Saki,
Food for thought as I use two very long cable runs -- 25 feet for one and 98 feet for the other.
I use a BlueJeans Series 1 certified HDMI cable for the 25 foot run. It works great. It's HDMI 1.3 certified to 45 feet.
For my longer run, I use a powered HDMI balun that uses 2 Cat5 or 6 cables. It works great. So you can indeed do longer runs without too many major issues but here is what I recommend to you:
1) Run multiple cables and options. I suggest running the following: 2 HDMI cables and 4 Cat6 Cables if you can afford it. For the Cat6 cables, they MUST be the same length and not go through a patch panel or a wall plate and cannot be cut in any way. They won't work through a patch panel and you will have intermittent issues likely with a wall plate. They must be "home run" point to point. So your best bet is to get pre-terminated 25-foot cables.
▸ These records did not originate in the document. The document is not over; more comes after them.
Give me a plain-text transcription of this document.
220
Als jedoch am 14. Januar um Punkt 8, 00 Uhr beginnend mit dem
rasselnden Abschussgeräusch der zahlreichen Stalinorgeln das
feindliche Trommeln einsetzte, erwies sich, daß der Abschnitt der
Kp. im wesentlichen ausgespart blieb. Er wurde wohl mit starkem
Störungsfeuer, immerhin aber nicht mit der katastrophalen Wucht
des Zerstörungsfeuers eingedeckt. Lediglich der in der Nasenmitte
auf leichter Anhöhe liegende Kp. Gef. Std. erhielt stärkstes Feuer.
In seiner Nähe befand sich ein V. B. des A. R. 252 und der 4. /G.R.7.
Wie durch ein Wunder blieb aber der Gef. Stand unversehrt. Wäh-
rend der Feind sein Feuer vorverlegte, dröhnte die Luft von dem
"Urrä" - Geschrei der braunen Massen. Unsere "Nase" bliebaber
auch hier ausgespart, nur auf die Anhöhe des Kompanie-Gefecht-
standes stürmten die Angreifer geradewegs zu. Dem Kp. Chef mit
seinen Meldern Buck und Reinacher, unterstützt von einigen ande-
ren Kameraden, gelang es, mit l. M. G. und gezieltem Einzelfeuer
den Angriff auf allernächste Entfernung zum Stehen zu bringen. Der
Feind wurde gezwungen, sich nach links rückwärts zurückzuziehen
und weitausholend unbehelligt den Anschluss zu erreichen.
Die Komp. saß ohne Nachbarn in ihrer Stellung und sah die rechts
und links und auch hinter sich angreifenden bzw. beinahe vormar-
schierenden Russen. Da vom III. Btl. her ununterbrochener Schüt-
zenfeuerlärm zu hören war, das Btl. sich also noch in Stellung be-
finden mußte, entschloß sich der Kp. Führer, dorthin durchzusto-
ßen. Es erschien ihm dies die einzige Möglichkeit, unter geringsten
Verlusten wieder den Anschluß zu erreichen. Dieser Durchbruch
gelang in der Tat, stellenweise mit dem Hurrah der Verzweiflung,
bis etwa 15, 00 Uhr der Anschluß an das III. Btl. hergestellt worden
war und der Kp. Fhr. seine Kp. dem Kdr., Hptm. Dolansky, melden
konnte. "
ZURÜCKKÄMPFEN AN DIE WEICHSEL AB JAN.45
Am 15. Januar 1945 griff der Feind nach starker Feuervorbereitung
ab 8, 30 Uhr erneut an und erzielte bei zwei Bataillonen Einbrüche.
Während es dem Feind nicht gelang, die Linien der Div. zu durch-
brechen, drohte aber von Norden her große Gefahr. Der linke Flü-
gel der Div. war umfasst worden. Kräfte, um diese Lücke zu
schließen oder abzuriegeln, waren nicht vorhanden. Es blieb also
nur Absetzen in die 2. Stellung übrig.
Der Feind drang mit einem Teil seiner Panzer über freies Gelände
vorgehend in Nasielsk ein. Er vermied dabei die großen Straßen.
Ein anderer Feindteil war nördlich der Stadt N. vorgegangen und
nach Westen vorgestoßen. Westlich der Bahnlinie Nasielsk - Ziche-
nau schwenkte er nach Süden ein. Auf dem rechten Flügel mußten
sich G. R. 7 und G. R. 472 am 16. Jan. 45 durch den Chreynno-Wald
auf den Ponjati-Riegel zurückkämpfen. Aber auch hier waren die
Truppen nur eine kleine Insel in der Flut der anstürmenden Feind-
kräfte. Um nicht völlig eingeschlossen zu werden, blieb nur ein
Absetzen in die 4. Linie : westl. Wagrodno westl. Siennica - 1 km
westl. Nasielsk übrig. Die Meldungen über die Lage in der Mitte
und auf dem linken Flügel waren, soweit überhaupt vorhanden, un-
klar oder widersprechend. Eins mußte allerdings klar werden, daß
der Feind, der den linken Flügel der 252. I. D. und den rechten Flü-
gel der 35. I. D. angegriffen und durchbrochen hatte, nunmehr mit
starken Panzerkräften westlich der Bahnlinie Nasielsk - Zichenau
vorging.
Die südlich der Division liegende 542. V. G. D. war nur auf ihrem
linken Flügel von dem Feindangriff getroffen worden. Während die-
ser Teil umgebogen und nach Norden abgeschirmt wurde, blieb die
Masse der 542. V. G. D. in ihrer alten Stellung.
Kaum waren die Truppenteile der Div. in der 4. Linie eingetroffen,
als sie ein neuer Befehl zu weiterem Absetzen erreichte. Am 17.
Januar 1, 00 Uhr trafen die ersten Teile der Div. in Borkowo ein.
Get them in different colors to make pairing easy. For the HDMI cables, I suggest getting a Monoprice HDMI cable with Redmere. They are DIRECTIONAL, so be careful, but they are designed for longer runs and have a special amplifier built-in. The second HDMI cable I'd recommend is a BlueJeans Series 1. It's stiffer but it's a superb-build quality and certified.
2) I don't recommend going X feet with one cable then going to a plate and then plugging in a second HDMI cable that goes another Y feet. HDMI is truly a terrible connector. it's so fussy and it's a pain to work with; however, it is what it is. So save yourself potential headaches and do not, I repeat, do not try two different cables. Home run the connection point to point.
3) If you have no choice but to split the HDMI cables, then the BALUN may be your best bet. However, I'd also try the same configuration with quality HDMI cables.
So this is what I would do in my ideal world. I'd setup HDMI and BALUN redundant systems. The benefit of the BALUN is future-proofing. Change the hardware on either side of the Cat6 cabling and you can upgrade with the specs as they change.